Kepala Dinas KLH Provinsi Bali, I Made Rentin, di Denpasar, Minggu (12/10/2025). (Foto: Hms Pemprov. Bali)
DENPASAR, PERSPECTIVESNEWS- Pemerintah Provinsi Bali
kembali menegaskan pentingnya pengendalian pemanfaatan hutan lindung pada areal
perhutanan sosial melalui surat edaran Dinas Kehutanan dan Lingkungan Hidup
Provinsi Bali Nomor B.24.500.4/4985/PDAS.PM/DKLH.
Sesuai edaran tersebut, diinstruksikan kepada para pemegang
Persetujuan Pengelolaan Perhutanan Sosial untuk melaksanakan kegiatan
pemanfaatan hutan sesuai dengan ketentuan Peraturan Menteri Lingkungan Hidup
dan Kehutanan Nomor 9 Tahun 2021 tentang Pengelolaan Perhutanan Sosial.

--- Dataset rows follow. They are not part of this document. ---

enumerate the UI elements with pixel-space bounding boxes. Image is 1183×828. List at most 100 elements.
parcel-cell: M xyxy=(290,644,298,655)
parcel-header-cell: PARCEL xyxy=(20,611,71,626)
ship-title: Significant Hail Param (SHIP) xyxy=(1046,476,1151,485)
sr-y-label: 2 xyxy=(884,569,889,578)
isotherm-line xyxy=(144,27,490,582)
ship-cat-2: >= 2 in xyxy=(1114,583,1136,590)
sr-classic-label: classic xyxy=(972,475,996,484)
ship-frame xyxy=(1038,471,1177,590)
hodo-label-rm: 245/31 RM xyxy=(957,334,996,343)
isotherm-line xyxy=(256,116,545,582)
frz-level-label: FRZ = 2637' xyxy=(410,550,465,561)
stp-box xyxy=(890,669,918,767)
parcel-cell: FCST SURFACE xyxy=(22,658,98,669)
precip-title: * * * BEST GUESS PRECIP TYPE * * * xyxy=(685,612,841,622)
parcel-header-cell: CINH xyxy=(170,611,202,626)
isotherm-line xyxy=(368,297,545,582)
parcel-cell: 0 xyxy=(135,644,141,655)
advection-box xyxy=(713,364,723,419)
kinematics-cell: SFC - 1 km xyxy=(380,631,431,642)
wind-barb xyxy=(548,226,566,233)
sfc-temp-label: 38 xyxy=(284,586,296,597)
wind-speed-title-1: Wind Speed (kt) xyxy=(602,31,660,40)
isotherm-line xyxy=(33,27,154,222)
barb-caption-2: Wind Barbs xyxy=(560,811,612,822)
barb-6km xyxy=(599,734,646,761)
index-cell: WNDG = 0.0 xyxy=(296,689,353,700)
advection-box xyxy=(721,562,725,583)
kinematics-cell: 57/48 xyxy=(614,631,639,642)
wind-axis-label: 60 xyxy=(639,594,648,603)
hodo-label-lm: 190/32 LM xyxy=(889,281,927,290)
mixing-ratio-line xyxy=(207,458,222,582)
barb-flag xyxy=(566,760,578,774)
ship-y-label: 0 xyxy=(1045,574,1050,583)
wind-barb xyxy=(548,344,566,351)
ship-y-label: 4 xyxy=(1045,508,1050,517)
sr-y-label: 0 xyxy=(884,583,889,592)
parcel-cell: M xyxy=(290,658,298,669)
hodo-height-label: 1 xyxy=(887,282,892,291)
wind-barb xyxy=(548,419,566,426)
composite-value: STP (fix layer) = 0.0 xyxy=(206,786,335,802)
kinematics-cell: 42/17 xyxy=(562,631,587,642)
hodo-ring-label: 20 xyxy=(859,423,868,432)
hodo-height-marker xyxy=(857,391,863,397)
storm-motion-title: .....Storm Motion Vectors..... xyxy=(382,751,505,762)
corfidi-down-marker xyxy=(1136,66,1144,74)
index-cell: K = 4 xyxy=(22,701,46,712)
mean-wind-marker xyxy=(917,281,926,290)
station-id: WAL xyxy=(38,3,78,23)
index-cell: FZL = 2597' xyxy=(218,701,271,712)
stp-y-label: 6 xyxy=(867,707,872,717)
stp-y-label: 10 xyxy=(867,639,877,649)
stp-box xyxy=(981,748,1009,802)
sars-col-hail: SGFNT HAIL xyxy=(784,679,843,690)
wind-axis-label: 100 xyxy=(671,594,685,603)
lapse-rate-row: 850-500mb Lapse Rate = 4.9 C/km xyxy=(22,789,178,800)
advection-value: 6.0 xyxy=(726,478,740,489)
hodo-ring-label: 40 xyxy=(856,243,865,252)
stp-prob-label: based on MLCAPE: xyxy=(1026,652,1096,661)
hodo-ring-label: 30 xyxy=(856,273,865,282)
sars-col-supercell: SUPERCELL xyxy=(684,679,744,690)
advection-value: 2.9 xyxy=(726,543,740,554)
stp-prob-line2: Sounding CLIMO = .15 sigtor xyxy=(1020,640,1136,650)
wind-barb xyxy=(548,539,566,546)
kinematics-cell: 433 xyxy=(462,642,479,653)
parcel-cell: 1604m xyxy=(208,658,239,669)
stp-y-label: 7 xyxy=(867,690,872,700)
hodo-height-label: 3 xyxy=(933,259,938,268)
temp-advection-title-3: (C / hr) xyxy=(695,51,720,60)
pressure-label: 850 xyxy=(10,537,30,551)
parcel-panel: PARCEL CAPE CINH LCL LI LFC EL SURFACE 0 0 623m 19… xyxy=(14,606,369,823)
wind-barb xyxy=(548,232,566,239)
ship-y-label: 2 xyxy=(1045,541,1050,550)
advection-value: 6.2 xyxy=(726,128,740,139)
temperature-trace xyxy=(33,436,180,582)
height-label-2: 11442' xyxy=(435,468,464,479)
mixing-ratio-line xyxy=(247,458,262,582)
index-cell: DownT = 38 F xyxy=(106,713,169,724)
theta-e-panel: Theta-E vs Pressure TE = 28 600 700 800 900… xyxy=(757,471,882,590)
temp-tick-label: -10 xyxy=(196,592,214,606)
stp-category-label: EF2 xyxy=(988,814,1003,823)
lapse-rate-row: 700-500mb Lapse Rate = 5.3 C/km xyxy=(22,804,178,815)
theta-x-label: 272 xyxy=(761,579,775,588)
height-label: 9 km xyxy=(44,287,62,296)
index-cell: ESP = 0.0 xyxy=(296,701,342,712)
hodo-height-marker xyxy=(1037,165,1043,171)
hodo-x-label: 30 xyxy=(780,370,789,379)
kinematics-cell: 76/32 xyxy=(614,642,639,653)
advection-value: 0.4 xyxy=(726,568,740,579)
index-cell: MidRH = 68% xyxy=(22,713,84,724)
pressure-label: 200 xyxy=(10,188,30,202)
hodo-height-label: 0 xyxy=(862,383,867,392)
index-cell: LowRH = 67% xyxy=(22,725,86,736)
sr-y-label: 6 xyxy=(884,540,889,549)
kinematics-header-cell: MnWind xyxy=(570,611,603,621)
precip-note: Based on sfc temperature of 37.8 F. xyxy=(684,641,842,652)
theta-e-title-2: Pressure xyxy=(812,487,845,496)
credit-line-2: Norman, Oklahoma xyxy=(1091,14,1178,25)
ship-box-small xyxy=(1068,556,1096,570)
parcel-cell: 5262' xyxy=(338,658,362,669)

Pemanfaatan hutan pada kawasan hutan lindung wajib
dilaksanakan sesuai dengan ketentuan peraturan perundang-undangan yang berlaku,
dengan tetap mengutamakan fungsi utama hutan lindung sebagai pelindung sistem
penyangga kehidupan.
“Dalam pemanfaatan hutan pada hutan lindung, kegiatan
pemanfaatan kawasan, pemanfaatan jasa lingkungan, dan pemungutan hasil hutan
bukan kayu harus memperhatikan prinsip kelestarian lingkungan serta tidak
menimbulkan kerusakan pada tutupan lahan maupun ekosistem hutan,” jelas Kepala
Dinas Kehutanan dan Lingkungan Hidup Provinsi Bali, I Made Rentin, di Denpasar,
Minggu (12/10/2025).
Rentin menjelaskan, instruksi tersebut merupakan upaya
pemerintah dalam menjaga kelestarian kawasan hutan lindung agar tetap
terpelihara dan tidak mengalami perubahan fungsi.

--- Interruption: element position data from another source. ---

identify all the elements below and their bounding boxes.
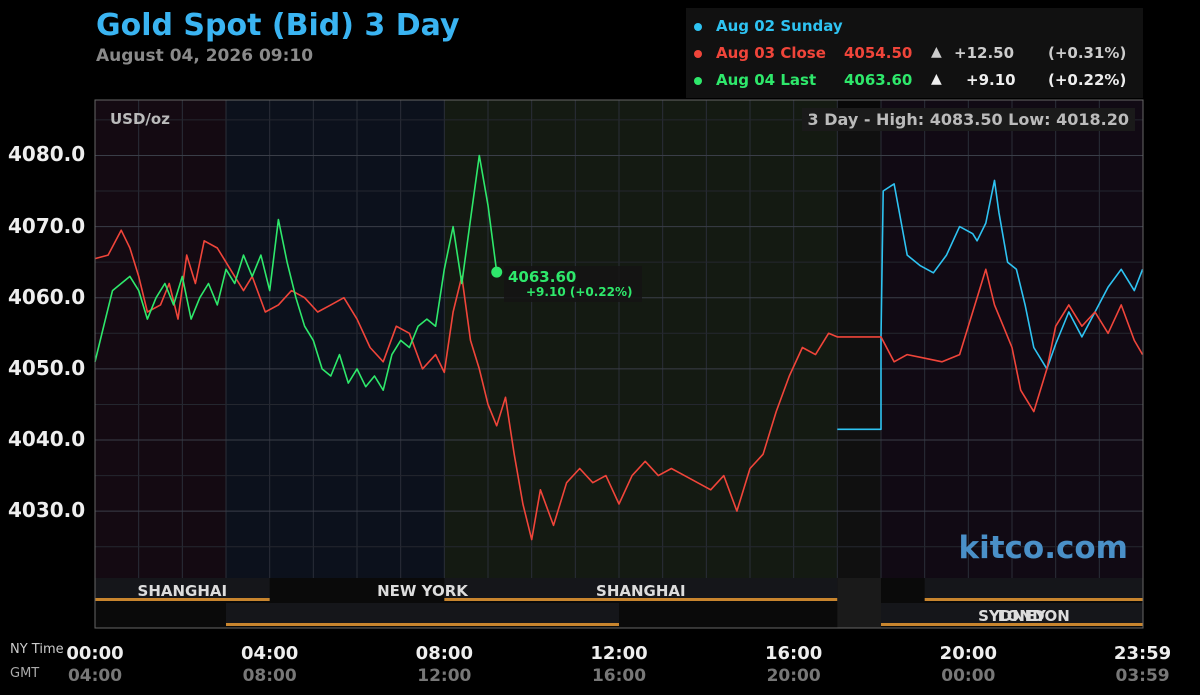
legend-label: Aug 04 Last bbox=[716, 71, 817, 89]
series-line bbox=[94, 154, 498, 391]
session-box bbox=[226, 603, 619, 623]
session-bar bbox=[226, 623, 619, 626]
x-tick-label-gmt: 03:59 bbox=[1115, 666, 1170, 686]
watermark: kitco.com bbox=[958, 530, 1129, 566]
ny-time-axis-label: NY Time bbox=[10, 642, 64, 657]
x-tick-label-ny: 12:00 bbox=[590, 643, 648, 664]
legend-value: 4054.50 bbox=[844, 44, 913, 62]
x-tick-label-ny: 20:00 bbox=[939, 643, 997, 664]
y-tick-label: 4040.0 bbox=[8, 427, 86, 451]
y-tick-label: 4050.0 bbox=[8, 355, 86, 380]
x-tick-label-gmt: 08:00 bbox=[242, 666, 297, 686]
session-shade bbox=[444, 100, 838, 578]
chart-date: August 04, 2026 09:10 bbox=[96, 46, 314, 66]
x-tick-label-gmt: 20:00 bbox=[766, 666, 821, 686]
legend-row-sunday: Aug 02 Sunday bbox=[694, 17, 843, 35]
x-tick-label-ny: 08:00 bbox=[415, 643, 473, 664]
session-bar bbox=[881, 623, 1143, 626]
market-closed-shade bbox=[837, 130, 881, 628]
up-arrow-icon: ▲ bbox=[931, 44, 942, 60]
session-bars bbox=[95, 578, 1143, 628]
chart-title: Gold Spot (Bid) 3 Day bbox=[96, 8, 460, 43]
session-box bbox=[95, 578, 270, 598]
legend-dot-icon bbox=[694, 76, 702, 85]
x-tick-label-ny: 23:59 bbox=[1113, 643, 1172, 664]
x-tick-label-ny: 00:00 bbox=[66, 643, 124, 664]
legend-value: 4063.60 bbox=[844, 71, 913, 89]
session-box bbox=[924, 578, 1143, 598]
session-bar bbox=[924, 598, 1143, 601]
y-axis-unit: USD/oz bbox=[110, 110, 170, 128]
legend-label: Aug 03 Close bbox=[716, 44, 826, 62]
session-bar bbox=[95, 598, 270, 601]
x-tick-label-ny: 04:00 bbox=[241, 643, 299, 664]
legend-panel: Aug 02 Sunday Aug 03 Close 4054.50 ▲ +12… bbox=[686, 8, 1143, 98]
session-label: NEW YORK bbox=[377, 582, 468, 600]
x-tick-label-gmt: 12:00 bbox=[417, 666, 472, 686]
legend-row-last: Aug 04 Last bbox=[694, 71, 816, 89]
x-tick-label-gmt: 04:00 bbox=[67, 666, 123, 686]
series-lines bbox=[94, 154, 1144, 541]
y-tick-label: 4060.0 bbox=[8, 284, 86, 309]
y-tick-label: 4080.0 bbox=[8, 142, 86, 167]
high-low-annotation: 3 Day - High: 4083.50 Low: 4018.20 bbox=[801, 108, 1135, 131]
legend-change: +12.50 bbox=[954, 44, 1015, 62]
session-label: SHANGHAI bbox=[596, 582, 686, 600]
last-price-marker bbox=[491, 266, 503, 278]
legend-change: +9.10 bbox=[966, 71, 1016, 89]
legend-row-close: Aug 03 Close bbox=[694, 44, 826, 62]
session-shade bbox=[226, 100, 445, 578]
up-arrow-icon: ▲ bbox=[931, 71, 942, 87]
session-label: LONDON bbox=[997, 607, 1070, 625]
last-price-label: 4063.60 +9.10 (+0.22%) bbox=[504, 266, 642, 302]
grid-lines bbox=[95, 100, 1143, 578]
series-line bbox=[837, 179, 1144, 431]
x-tick-label-gmt: 00:00 bbox=[941, 666, 996, 686]
session-label: SYDNEY bbox=[978, 607, 1046, 625]
session-bar bbox=[444, 598, 838, 601]
plot-border bbox=[94, 99, 1144, 629]
session-box bbox=[881, 603, 1143, 623]
session-box bbox=[444, 578, 838, 598]
session-shade bbox=[95, 100, 226, 578]
x-tick-label-ny: 16:00 bbox=[765, 643, 823, 664]
series-line bbox=[94, 229, 1144, 541]
legend-pct: (+0.22%) bbox=[1048, 71, 1127, 89]
y-tick-label: 4070.0 bbox=[8, 213, 86, 238]
y-tick-label: 4030.0 bbox=[8, 498, 86, 523]
legend-dot-icon bbox=[694, 22, 702, 31]
x-tick-label-gmt: 16:00 bbox=[591, 666, 647, 686]
last-price-value: 4063.60 bbox=[508, 268, 577, 286]
market-closed-block bbox=[837, 578, 881, 628]
legend-dot-icon bbox=[694, 49, 702, 58]
gmt-axis-label: GMT bbox=[10, 666, 40, 681]
legend-pct: (+0.31%) bbox=[1048, 44, 1127, 62]
last-price-change: +9.10 (+0.22%) bbox=[526, 285, 633, 299]
legend-label: Aug 02 Sunday bbox=[716, 17, 843, 35]
session-label: SHANGHAI bbox=[137, 582, 228, 600]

Di samping itu, juga sebagai bentuk pengendalian terhadap
dinamika pengelolaan perhutanan sosial di tingkat tapak agar senantiasa
memperhatikan ketentuan yang berlaku.
Kegiatan pemanfaatan hutan yang dapat dilaksanakan oleh
pemegang Persetujuan Pengelolaan Perhutanan Sosial, menurutnya, hanya mencakup
kegiatan yang tercantum dalam Rencana Kelola Perhutanan Sosial (RKPS) yang
telah dinilai oleh Kepala UPTD Kesatuan Pengelolaan Hutan, disahkan oleh Kepala
Balai Perhutanan Sosial Denpasar, serta diketahui oleh Kepala Dinas Kehutanan
dan Lingkungan Hidup Provinsi Bali.
Sementara itu, pemanfaatan hutan pada areal kerja
Persetujuan Pengelolaan Perhutanan Sosial dapat dilaksanakan dengan pola
wanatani (agroforestry) menggunakan tanaman pokok kehutanan dan/atau Multi
Purpose Tree Species (MPTS) dengan proporsi paling sedikit 60 persen.

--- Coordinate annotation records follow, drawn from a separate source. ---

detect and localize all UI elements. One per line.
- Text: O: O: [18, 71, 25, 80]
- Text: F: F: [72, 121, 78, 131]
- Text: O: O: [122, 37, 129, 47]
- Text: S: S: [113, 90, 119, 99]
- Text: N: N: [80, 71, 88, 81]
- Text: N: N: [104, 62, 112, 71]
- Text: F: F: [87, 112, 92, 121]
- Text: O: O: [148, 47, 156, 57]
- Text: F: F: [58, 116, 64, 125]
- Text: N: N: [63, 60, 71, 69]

“Pemanfaatan kawasan pada hutan lindung agar menggunakan
jenis tanaman berkayu yang berumur panjang, berakar dalam, dan memiliki
evapotranspirasi rendah. Diutamakan jenis tanaman hasil hutan bukan kayu yang
menghasilkan getah, kulit, buah, dan/atau jenis tanaman kayu-kayuan,” imbuh
Rentin.
Ia menambahkan, pemanfaatan kawasan pada hutan lindung tidak
diperbolehkan menanam tanaman umbi-umbian maupun tanaman lain yang dapat
menyebabkan kerusakan tanah dan lantai hutan sehingga berdampak pada
meningkatnya aliran permukaan (run-off).
Selain itu, pemegang Persetujuan Pengelolaan Perhutanan
Sosial juga dilarang melakukan kegiatan yang berpotensi mengubah fungsi hutan
lindung, seperti pembukaan lahan yang menyebabkan erosi, penebangan pohon,
serta pembangunan sarana dan prasarana yang dapat mengubah bentang alam pada
areal Persetujuan Pengelolaan Perhutanan Sosial.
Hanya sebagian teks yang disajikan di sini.